In both cases, chicks are introduced to a hen at night ☪️ when the hen does not see them. And she takes them all! We are lucky that the chickens do not know the math: a broody hen can not compare the number of eggs on which she sat, with the number of small fluffy chicks surrounding her now!
On the photo you can see a black banty hen Julia. She was a perfect mom . She had a record for eggs’ hatching, and took an amazing care of her own chicks as well as the adopted ones. Her chicks were always very clean, well fed, healthy and good behaving. Julia was killed by a mink-predator with all her last hatched chicks at the autumn of 2017. R.I.P. Julia!
What happens when little baby-chicks hatch from eggs? New hatched chicks need heating available any moment.
- After being hatched, they stay in our house for a couple of weeks, in the rabbit cage, with a heating plate installed there.
Little chicks in the rabbit cage with a heating plate
- When it gets warmer outside, we transfer them to our backyard to chicken coops with a heating lamp.
- When they become 5-6 weeks old, they don’t need heating anymore, and we move them to the farm.
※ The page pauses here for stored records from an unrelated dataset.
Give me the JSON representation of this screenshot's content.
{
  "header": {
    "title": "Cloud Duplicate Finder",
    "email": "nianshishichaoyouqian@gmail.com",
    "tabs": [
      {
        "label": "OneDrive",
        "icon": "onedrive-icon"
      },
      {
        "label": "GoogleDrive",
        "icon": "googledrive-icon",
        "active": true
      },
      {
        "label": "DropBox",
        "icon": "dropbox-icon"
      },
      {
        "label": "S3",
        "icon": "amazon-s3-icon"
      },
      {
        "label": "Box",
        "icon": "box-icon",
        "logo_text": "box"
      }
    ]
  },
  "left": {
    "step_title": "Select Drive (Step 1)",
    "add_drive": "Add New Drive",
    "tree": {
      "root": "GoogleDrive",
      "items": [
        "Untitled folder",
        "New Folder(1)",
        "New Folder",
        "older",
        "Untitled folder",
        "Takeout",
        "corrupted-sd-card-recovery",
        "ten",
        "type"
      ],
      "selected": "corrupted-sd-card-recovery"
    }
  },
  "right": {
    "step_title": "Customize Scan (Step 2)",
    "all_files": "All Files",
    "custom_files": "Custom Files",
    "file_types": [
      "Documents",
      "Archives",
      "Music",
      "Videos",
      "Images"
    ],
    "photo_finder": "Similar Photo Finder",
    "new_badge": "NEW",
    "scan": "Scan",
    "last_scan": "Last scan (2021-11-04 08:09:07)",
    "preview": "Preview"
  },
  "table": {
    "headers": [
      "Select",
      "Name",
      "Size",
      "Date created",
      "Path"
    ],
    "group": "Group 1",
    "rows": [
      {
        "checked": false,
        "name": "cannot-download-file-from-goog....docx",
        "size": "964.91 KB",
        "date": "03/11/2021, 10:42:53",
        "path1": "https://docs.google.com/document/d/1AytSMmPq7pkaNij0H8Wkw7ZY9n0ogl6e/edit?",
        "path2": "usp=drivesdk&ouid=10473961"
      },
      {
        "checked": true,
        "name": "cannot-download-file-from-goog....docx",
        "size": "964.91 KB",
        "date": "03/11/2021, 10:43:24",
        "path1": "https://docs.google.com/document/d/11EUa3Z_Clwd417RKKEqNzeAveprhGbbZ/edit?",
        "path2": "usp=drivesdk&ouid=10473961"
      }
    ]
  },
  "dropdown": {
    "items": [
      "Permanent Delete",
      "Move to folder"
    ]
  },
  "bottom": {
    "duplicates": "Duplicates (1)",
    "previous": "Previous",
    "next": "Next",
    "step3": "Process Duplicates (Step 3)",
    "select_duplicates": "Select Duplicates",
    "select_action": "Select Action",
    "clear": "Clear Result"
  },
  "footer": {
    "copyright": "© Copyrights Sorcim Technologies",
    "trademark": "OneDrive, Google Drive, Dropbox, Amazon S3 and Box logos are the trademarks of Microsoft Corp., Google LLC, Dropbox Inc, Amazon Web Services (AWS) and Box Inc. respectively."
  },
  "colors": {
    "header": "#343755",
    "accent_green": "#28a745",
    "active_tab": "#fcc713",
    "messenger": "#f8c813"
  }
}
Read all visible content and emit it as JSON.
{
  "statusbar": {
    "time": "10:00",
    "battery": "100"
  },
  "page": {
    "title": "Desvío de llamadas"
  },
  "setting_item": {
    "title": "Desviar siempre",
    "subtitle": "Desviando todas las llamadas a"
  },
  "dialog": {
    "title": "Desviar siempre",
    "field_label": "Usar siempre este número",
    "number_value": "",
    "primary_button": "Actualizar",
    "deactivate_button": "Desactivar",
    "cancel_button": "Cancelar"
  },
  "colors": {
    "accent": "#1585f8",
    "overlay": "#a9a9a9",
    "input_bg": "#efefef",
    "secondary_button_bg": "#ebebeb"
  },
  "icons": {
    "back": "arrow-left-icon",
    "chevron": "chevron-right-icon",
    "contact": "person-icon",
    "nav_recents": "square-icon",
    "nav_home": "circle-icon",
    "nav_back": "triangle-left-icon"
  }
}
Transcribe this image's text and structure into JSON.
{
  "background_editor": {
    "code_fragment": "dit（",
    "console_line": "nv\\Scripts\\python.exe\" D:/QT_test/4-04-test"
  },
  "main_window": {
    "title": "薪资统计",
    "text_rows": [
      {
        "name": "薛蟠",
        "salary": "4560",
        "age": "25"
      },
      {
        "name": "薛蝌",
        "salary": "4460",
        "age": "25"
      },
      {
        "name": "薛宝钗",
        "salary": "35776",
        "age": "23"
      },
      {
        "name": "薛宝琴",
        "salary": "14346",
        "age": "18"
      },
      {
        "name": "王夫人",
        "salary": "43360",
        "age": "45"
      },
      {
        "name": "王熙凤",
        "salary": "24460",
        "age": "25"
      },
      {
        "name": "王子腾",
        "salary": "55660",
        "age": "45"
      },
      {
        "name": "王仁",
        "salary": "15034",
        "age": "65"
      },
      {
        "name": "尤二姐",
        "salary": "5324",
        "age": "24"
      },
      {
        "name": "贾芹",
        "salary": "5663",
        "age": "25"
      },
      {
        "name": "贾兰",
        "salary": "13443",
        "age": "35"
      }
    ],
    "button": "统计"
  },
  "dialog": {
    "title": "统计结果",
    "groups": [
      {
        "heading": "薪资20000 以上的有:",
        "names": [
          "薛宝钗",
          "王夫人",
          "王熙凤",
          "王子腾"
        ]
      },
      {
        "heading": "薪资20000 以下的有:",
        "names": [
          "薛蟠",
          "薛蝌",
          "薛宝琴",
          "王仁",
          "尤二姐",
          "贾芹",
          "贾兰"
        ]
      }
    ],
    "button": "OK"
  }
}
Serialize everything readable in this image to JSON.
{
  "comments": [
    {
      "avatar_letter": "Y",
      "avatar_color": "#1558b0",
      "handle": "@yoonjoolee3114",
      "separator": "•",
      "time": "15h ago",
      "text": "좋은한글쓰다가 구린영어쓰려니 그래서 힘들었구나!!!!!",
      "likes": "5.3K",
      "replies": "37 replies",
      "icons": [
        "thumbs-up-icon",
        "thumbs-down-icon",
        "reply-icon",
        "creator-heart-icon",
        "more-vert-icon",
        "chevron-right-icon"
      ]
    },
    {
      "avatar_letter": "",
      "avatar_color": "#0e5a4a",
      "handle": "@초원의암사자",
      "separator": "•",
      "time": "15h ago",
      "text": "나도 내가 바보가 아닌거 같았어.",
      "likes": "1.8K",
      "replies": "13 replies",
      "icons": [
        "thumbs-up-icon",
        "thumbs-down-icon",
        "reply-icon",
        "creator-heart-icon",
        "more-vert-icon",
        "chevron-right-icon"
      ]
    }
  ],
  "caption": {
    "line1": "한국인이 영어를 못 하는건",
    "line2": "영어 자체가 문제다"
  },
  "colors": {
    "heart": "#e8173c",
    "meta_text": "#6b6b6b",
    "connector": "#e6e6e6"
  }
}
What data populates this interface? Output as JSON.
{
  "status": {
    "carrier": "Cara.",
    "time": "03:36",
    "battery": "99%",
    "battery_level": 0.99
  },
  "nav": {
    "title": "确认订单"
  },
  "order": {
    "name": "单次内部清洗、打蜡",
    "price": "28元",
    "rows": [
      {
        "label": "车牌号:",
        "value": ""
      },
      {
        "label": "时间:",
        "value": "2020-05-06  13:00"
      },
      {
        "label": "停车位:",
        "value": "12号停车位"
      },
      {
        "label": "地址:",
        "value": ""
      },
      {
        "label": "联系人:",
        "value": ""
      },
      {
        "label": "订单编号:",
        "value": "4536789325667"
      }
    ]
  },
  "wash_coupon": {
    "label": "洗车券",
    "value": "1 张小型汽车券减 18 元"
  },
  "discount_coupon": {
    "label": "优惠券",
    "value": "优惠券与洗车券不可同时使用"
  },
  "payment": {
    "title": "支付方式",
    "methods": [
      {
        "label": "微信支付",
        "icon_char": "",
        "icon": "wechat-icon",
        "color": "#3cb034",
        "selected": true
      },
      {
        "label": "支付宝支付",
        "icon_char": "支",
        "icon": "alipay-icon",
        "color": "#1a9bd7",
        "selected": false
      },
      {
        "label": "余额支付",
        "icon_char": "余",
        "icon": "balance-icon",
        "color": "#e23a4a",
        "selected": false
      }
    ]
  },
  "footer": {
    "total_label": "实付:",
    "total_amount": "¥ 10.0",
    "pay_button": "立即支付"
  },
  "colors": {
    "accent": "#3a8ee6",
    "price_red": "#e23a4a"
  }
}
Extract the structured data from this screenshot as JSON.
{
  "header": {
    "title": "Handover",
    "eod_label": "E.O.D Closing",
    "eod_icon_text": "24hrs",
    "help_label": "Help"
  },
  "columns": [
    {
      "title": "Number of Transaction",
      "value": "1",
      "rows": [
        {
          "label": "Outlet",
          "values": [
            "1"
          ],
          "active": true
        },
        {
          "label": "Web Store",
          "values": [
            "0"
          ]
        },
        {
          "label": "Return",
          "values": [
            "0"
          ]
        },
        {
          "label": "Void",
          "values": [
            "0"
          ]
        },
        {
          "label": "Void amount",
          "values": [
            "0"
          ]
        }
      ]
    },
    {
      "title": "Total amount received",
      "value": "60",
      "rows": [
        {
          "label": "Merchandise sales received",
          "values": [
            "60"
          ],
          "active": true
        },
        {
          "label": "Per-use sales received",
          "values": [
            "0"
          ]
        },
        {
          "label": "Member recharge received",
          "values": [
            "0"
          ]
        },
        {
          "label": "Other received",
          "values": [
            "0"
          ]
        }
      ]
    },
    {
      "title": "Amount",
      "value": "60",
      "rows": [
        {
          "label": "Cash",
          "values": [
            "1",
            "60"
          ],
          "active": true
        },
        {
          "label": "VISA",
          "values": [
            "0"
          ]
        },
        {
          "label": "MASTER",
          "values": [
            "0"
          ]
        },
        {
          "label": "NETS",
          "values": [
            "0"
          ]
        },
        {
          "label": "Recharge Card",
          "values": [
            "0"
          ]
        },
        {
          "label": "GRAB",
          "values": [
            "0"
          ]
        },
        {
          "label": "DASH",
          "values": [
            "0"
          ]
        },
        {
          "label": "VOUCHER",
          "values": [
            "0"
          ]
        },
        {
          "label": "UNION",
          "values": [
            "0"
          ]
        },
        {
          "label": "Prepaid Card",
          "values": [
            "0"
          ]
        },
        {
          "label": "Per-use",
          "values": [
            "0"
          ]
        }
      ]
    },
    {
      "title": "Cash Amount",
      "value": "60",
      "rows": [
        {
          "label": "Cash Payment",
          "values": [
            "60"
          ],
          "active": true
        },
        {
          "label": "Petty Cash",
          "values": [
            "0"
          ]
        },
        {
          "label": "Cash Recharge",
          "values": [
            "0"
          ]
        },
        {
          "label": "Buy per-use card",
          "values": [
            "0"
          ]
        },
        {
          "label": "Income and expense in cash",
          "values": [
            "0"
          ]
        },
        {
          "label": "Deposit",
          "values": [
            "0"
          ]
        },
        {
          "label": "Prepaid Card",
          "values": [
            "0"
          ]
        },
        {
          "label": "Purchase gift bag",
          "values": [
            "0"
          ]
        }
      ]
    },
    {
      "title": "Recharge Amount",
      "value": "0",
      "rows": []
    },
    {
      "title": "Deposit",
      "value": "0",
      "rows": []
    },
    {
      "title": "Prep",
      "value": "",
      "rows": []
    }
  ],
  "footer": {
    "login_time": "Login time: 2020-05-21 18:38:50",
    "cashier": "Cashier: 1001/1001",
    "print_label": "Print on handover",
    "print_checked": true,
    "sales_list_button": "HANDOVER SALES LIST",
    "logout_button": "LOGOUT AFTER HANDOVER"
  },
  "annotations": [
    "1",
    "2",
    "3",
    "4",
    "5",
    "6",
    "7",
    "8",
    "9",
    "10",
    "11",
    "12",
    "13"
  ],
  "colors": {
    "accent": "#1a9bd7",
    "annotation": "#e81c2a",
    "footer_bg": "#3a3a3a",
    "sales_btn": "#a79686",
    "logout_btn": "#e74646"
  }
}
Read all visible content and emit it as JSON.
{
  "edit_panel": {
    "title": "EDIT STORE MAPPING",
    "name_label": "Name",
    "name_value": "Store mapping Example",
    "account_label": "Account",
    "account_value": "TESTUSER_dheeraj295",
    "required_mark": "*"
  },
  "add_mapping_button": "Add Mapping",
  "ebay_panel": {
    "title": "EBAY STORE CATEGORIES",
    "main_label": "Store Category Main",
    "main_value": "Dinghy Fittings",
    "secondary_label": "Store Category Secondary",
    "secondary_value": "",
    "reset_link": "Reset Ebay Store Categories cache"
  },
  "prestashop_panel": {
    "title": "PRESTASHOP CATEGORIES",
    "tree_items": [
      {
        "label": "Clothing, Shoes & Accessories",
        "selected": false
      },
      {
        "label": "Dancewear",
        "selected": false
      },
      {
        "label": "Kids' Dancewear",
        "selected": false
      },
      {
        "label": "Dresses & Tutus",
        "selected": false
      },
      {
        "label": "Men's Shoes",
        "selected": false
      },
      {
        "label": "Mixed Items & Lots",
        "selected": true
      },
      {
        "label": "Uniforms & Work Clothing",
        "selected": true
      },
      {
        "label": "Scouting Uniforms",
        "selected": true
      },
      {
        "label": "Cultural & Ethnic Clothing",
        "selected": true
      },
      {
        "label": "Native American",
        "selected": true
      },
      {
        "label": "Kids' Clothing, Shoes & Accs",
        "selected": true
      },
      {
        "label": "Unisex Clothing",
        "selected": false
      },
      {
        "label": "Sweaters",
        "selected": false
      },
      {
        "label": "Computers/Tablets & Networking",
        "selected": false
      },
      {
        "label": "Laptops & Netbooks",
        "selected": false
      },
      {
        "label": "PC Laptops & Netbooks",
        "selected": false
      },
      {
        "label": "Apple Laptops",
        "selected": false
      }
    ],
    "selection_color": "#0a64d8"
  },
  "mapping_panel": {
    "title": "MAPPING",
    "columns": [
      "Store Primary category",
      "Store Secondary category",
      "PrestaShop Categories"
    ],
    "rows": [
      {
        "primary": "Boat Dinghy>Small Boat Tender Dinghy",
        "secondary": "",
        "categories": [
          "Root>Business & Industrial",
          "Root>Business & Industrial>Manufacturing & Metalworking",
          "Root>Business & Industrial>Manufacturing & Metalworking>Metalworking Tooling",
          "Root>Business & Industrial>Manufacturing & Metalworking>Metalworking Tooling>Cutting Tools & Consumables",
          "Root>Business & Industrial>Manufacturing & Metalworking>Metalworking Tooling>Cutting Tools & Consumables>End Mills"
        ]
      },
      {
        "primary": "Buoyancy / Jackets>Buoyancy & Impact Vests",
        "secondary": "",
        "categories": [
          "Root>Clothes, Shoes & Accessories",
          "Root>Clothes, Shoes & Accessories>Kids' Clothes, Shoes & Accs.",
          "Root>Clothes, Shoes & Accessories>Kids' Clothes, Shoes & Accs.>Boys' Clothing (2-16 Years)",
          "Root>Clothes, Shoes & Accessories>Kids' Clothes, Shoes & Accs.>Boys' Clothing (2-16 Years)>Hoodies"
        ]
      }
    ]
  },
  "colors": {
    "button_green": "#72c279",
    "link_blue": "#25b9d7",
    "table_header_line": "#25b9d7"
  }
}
Usually, when on the farm, one of the adult roosters become their “teacher” who keeps them warm on cold nights. He also teaches them basic chicken skills and safety behavior such as how to scratch the earth and find insects, not be afraid of humans feeding you, to run away from a predator when it approaches you, and so on.
The teacher and his young students
When little chicks grow up, approximately at the age of 4-5 months, the young roosters start to sing and sometimes to fight with each other and even with their “daddy-the-teacher”, young hens start laying eggs (very small at first), and that’s the sign that their childhood is over .
They get split the same way as other adult chickens on our farm: the hens are kept together with one rooster to 5-6 hens, and the rest of the rooster are relocated to the “roosters only” coops.